In order to finish a HIPAA privacy risk assessment, an organization should appoint a Privacy Officer, whose first duty it is to identify organizational workflows and get a “big picture” view of how the HIPAA Privacy Rule will impact the group’s operations. Thereafter the Privacy Officer needs to detail the flow of PHI both internally and externally in order to conduct a gap analysis to identify where breaches may happen.
The last stage of a HIPAA privacy risk assessment should be the creation and implementation of a HIPAA privacy compliance program. The program should list policies to address the risks to PHI identified in the HIPAA privacy risk assessment and should be reviewed as proposed by the HHS (above) as new work practices are implemented or new technology is introduced.
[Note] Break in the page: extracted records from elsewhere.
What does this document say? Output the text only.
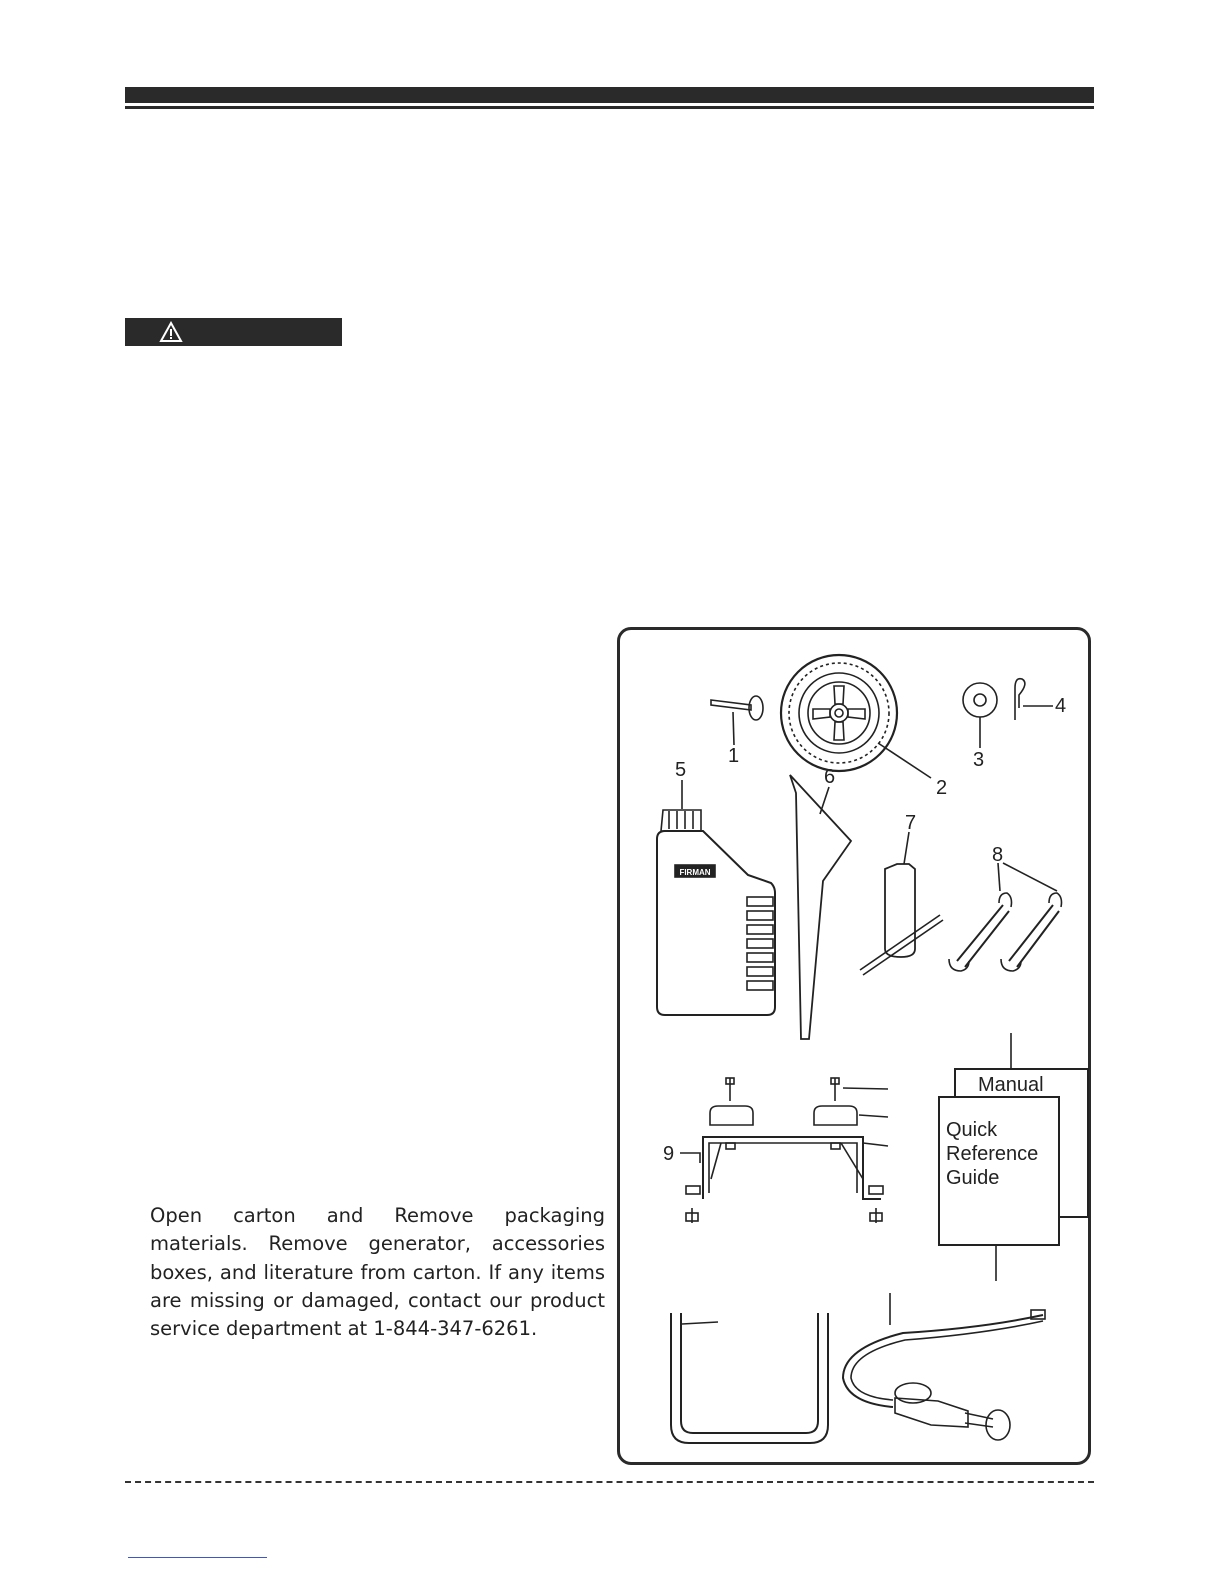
Open carton and Remove packaging materials. Remove generator, accessories boxes, and literature from carton. If any items are missing or damaged, contact our product service department at 1-844-347-6261.

1
2
3
4
5	6
7
8
9
FIRMAN
Manual
Quick
Reference
Guide
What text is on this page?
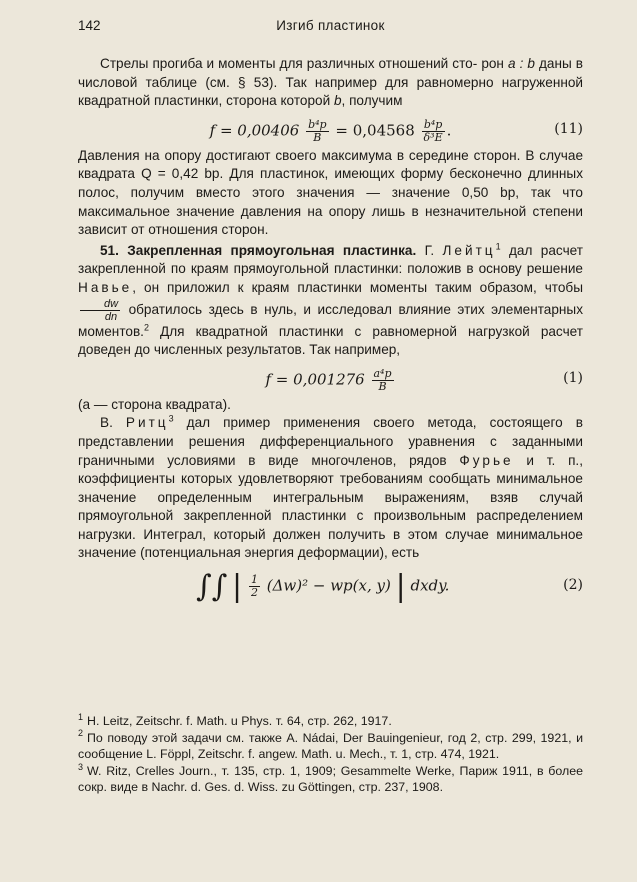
142	Изгиб пластинок

Стрелы прогиба и моменты для различных отношений сто- рон a : b даны в числовой таблице (см. § 53). Так например для равномерно нагруженной квадратной пластинки, сторона которой b, получим

$f = 0,00406 \frac{\text{b⁴p}}{B} = 0,04568 \frac{\text{b⁴p}}{\text{δ³E}}$ .	(11)

Давления на опору достигают своего максимума в середине сторон. В случае квадрата Q = 0,42 bp. Для пластинок, имеющих форму бесконечно длинных полос, получим вместо этого значения — значение 0,50 bp, так что максимальное значение давления на опору лишь в незначительной степени зависит от отношения сторон.

51. Закрепленная прямоугольная пластинка. Г. Лейтц$^1$ дал расчет закрепленной по краям прямоугольной пластинки: положив в основу решение Навье, он приложил к краям пластинки моменты таким образом, чтобы
$\frac{dw}{dn}$ обратилось здесь в нуль, и исследовал влияние этих элементарных моментов.$^2$ Для квадратной пластинки с равномерной нагрузкой расчет доведен до численных результатов. Так например,

$f = 0,001276 \frac{\text{a⁴p}}{B}$	(1)

(a — сторона квадрата).

В. Ритц$^3$ дал пример применения своего метода, состоящего в представлении решения дифференциального уравнения с заданными граничными условиями в виде многочленов, рядов Фурье и т. п., коэффициенты которых удовлетворяют требованиям сообщать минимальное значение определенным интегральным выражениям, взяв случай прямоугольной закрепленной пластинки с произвольным распределением нагрузки. Интеграл, который должен получить в этом случае минимальное значение (потенциальная энергия деформации), есть

∫∫ | $\frac{1}{2} (\Delta w)^2 - wp(x$, y) | dxdy.	(2)

$^1$ H. Leitz, Zeitschr. f. Math. u Phys. т. 64, стр. 262, 1917.

$^2$ По поводу этой задачи см. также A. Nádai, Der Bauingenieur, год 2, стр. 299, 1921, и сообщение L. Föppl, Zeitschr. f. angew. Math. u. Mech., т. 1, стр. 474, 1921.

$^3$ W. Ritz, Crelles Journ., т. 135, стр. 1, 1909; Gesammelte Werke, Париж 1911, в более сокр. виде в Nachr. d. Ges. d. Wiss. zu Göttingen, стр. 237, 1908.
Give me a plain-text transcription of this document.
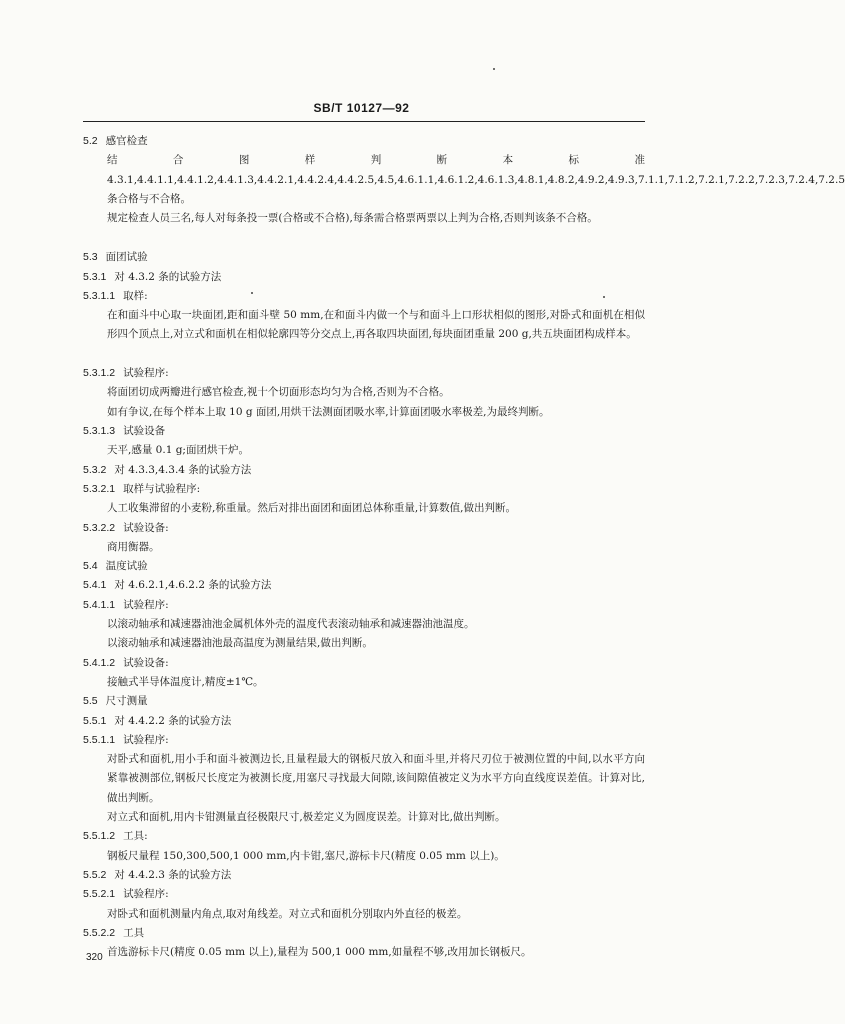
SB/T 10127—92
5.2 感官检查
结合图样判断本标准 4.3.1,4.4.1.1,4.4.1.2,4.4.1.3,4.4.2.1,4.4.2.4,4.4.2.5,4.5,4.6.1.1,4.6.1.2,4.6.1.3,4.8.1,4.8.2,4.9.2,4.9.3,7.1.1,7.1.2,7.2.1,7.2.2,7.2.3,7.2.4,7.2.5条合格与不合格。
规定检查人员三名,每人对每条投一票(合格或不合格),每条需合格票两票以上判为合格,否则判该条不合格。
5.3 面团试验
5.3.1 对 4.3.2 条的试验方法
5.3.1.1 取样:
在和面斗中心取一块面团,距和面斗壁 50 mm,在和面斗内做一个与和面斗上口形状相似的图形,对卧式和面机在相似形四个顶点上,对立式和面机在相似轮廓四等分交点上,再各取四块面团,每块面团重量 200 g,共五块面团构成样本。
5.3.1.2 试验程序:
将面团切成两瓣进行感官检查,视十个切面形态均匀为合格,否则为不合格。
如有争议,在每个样本上取 10 g 面团,用烘干法测面团吸水率,计算面团吸水率极差,为最终判断。
5.3.1.3 试验设备
天平,感量 0.1 g;面团烘干炉。
5.3.2 对 4.3.3,4.3.4 条的试验方法
5.3.2.1 取样与试验程序:
人工收集滞留的小麦粉,称重量。然后对排出面团和面团总体称重量,计算数值,做出判断。
5.3.2.2 试验设备:
商用衡器。
5.4 温度试验
5.4.1 对 4.6.2.1,4.6.2.2 条的试验方法
5.4.1.1 试验程序:
以滚动轴承和减速器油池金属机体外壳的温度代表滚动轴承和减速器油池温度。
以滚动轴承和减速器油池最高温度为测量结果,做出判断。
5.4.1.2 试验设备:
接触式半导体温度计,精度±1℃。
5.5 尺寸测量
5.5.1 对 4.4.2.2 条的试验方法
5.5.1.1 试验程序:
对卧式和面机,用小手和面斗被测边长,且量程最大的钢板尺放入和面斗里,并将尺刃位于被测位置的中间,以水平方向紧靠被测部位,钢板尺长度定为被测长度,用塞尺寻找最大间隙,该间隙值被定义为水平方向直线度误差值。计算对比,做出判断。
对立式和面机,用内卡钳测量直径极限尺寸,极差定义为圆度误差。计算对比,做出判断。
5.5.1.2 工具:
钢板尺量程 150,300,500,1 000 mm,内卡钳,塞尺,游标卡尺(精度 0.05 mm 以上)。
5.5.2 对 4.4.2.3 条的试验方法
5.5.2.1 试验程序:
对卧式和面机测量内角点,取对角线差。对立式和面机分别取内外直径的极差。
5.5.2.2 工具
首选游标卡尺(精度 0.05 mm 以上),量程为 500,1 000 mm,如量程不够,改用加长钢板尺。
320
Creating a Risk Management Plan and Implementing New Procedures
A HIPAA risk assessment should show as any areas of an organization´s security that need attention. Organizations then need to gather a risk management plan in order to address the weaknesses and vulnerabilities uncovered by the assessment and put in place new procedures and policies where necessary to close the vulnerabilities most likely due to a breach of PHI.
The risk levels given to each vulnerability will give a group direction on the priority that each vulnerability needs to be given. The group can then create a remediation plan to tackle the most critical flaws first. The remediation plan should be bolstered with new procedures and policies where necessary, and proper workforce training and awareness programs.
It has been noted by OCR that the most witnessed reason why Covered Entities and Business Associates fail HIPAA audits is because of a lack of processes and policies – or inadequate policies and procedures. It is important that the appropriate processes and policies are put in place in order to enforce changes to the workflow that have been introduced as a result of the HIPAA risk assessment.
Tools to Help with a HIPAA Risk Assessment
Completing a HIPAA risk assessment on every aspect of a group’s operations – regardless of its size – can be complex. This is very true for small medical practices with limited resources and no previous experience of adhering with HIPAA regulations. Consequently, in 2014, OCR made available a downloadable Security Risk Assessment (SRA) tool that helps small and medium sized medical practices with the compilation of a HIPAA risk assessment.
The SRA tool is very helpful in helping groups identify some locations where weaknesses and vulnerabilities may be present – but not all. In the User Guide accompanying the software, it is stated at the start of the document “the SRA tool is not a guarantee of HIPAA compliance”. Furthermore, although the tool consists of 156 questions relating to the confidentiality, availability and integrity of all PHI, there are no suggestions on how allocate risk levels or what policies and procedures to introduce.
Much the same applies to other third-party tools that can be located online. They may also help organizations identify some weaknesses and vulnerabilities, but not supply a fully-compliant HIPAA risk assessment. Indeed, many third-party vendors release disclaimers in the small print of their terms and conditions similar to that at the start of the SRA tool User Guide. The conclusion is that tools to help with a HIPAA risk assessment can be useful, but are not complete solutions.